The rhetoric and imagery on the billboard, however, didn’t sit well with actress Jameela Jamil or influencer and professional singer Matthew Anchel, among other critics.
“This is a blatantly fat phobic and also quite ableist ad,” Jamil wrote on Instagram. “It bothers me to no end that we are still yet to recognize cruelty and offense to fat people as hate speech.”
“I was anorexic for 20 years because of adverts like these, and messaging like this, and I didn’t eat a meal for the majority of those two decades,” she added. “Do you think I had the energy to do anything?
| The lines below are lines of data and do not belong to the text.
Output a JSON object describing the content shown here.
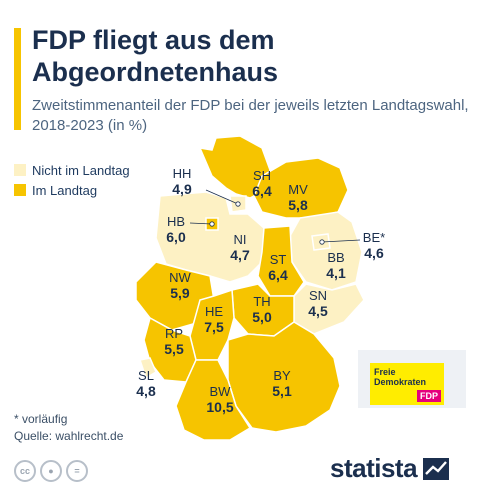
{
  "header": {
    "title": "FDP fliegt aus dem Abgeordnetenhaus",
    "subtitle": "Zweitstimmenanteil der FDP bei der jeweils letzten Landtagswahl, 2018-2023 (in %)"
  },
  "colors": {
    "accent": "#f6c400",
    "not_in_parliament": "#fdf1c4",
    "in_parliament": "#f6c400",
    "text_dark": "#1b2f4e"
  },
  "legend": {
    "items": [
      {
        "label": "Nicht im Landtag",
        "color": "#fdf1c4"
      },
      {
        "label": "Im Landtag",
        "color": "#f6c400"
      }
    ]
  },
  "chart_data": {
    "type": "choropleth",
    "unit": "%",
    "regions": [
      {
        "code": "SH",
        "value": "6,4",
        "status": "Im Landtag"
      },
      {
        "code": "HH",
        "value": "4,9",
        "status": "Nicht im Landtag"
      },
      {
        "code": "MV",
        "value": "5,8",
        "status": "Im Landtag"
      },
      {
        "code": "HB",
        "value": "6,0",
        "status": "Im Landtag"
      },
      {
        "code": "NI",
        "value": "4,7",
        "status": "Nicht im Landtag"
      },
      {
        "code": "BE*",
        "value": "4,6",
        "status": "Nicht im Landtag"
      },
      {
        "code": "BB",
        "value": "4,1",
        "status": "Nicht im Landtag"
      },
      {
        "code": "ST",
        "value": "6,4",
        "status": "Im Landtag"
      },
      {
        "code": "NW",
        "value": "5,9",
        "status": "Im Landtag"
      },
      {
        "code": "SN",
        "value": "4,5",
        "status": "Nicht im Landtag"
      },
      {
        "code": "TH",
        "value": "5,0",
        "status": "Im Landtag"
      },
      {
        "code": "HE",
        "value": "7,5",
        "status": "Im Landtag"
      },
      {
        "code": "RP",
        "value": "5,5",
        "status": "Im Landtag"
      },
      {
        "code": "SL",
        "value": "4,8",
        "status": "Nicht im Landtag"
      },
      {
        "code": "BY",
        "value": "5,1",
        "status": "Im Landtag"
      },
      {
        "code": "BW",
        "value": "10,5",
        "status": "Im Landtag"
      }
    ]
  },
  "logo": {
    "line1": "Freie",
    "line2": "Demokraten",
    "line3": "FDP"
  },
  "footer": {
    "note": "* vorläufig",
    "source": "Quelle: wahlrecht.de",
    "brand": "statista",
    "license_icons": [
      "cc-icon",
      "attribution-icon",
      "no-derivatives-icon"
    ]
  }
}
I couldn’t exercise, I couldn’t clean, I often couldn’t even brush my hair/teeth.”
Anchel, meanwhile, told the New York Post the billboard “really pissed me off, especially in a city that is supposed to be the center of acceptance and open-mindedness.”
Capaccio, for her part, told the Post she believed the billboard addressed “the silent epidemic that’s going on in women’s minds every day.”
“We identified as fat and lazy, and those thoughts were sabotaging our efforts to feel good about ourselves and get healthy,” she said.
“I expected some backlash, and was ready for it, especially the online abuse,” she added. “But I’m more disturbed by today’s culture where anything that causes discomfort or dissonance is considered taboo.”